Although the festival’s decision to switch their month from June to September sacrifices summer weather, it does allow university students a break from their first month of the semester.
“I tried to submit everything beforehand, so I don’t have a single thing due,” Rachel Howell, a junior finance and accounting major, said.
Many students found themselves in the same boat as Howell this weekend, which allowed them to let their hair down and kick their feet up. Without the stress, these students were able to fully take in the things that make Firefly unique.
Festival grounds were covered in various sculptures and art pieces, which added to the musical experience by making it an entertaining and aesthetic place to walk around.
“The festival is really pretty this year,” VanNeerden said, referencing the stained-glass house by the Treehouse stage. “They have so much art this year.”
Aside from the beautiful grounds of Firefly, Jessica Maury, a sophomore exercise science major, reflected on the new friends that she met while at Firefly. She explained that the festival seemed to inspire kindness. This was her first year attending Firefly, but when comparing it to her trip to the Governor’s Ball Music Festival in New York City, she found herself enjoying this weekend more.
“All the people around us were really nice and chill,” Maury said. “We could talk to them between sets, which made it a really fun experience. If you needed something, they were passing out water bottles. People would just hand things to you instead of hogging it.”
Bailey Polecaro, a junior exercise science major at the university, was in agreement with Maury. Polecaro said that the festival has been a great experience all around, especially since he is a bassist in his own band and frequently finds his songwriting inspired by Green Day, the Saturday night headliner.

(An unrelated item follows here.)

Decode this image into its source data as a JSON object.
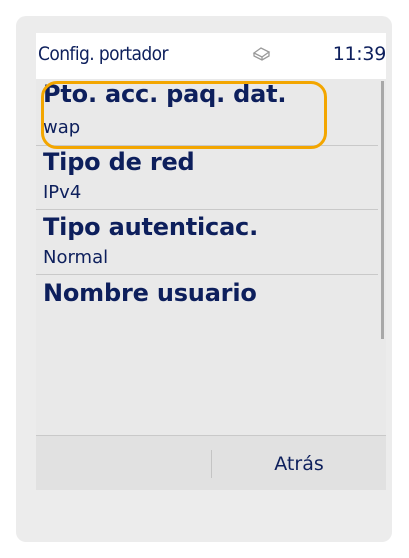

“Our band started up in Newark, around UD and it’s called Vanylla Godzylla,” Polecaro said. “I love Green Day and the way that they play has inspired a lot of my music.”
Despite conflicting perspectives on this year’s lineup, many university students shared Polecaro’s excitement to see Green Day as well. Unlike most concerts, festivals like Firefly are unique in that fans are able to see many of their favorite artists over the span of just a few days.
“We’re here at Firefly, there’s a lot of good music here, so yeah, it’s a great time,” Polecaro said, summing up the weekend.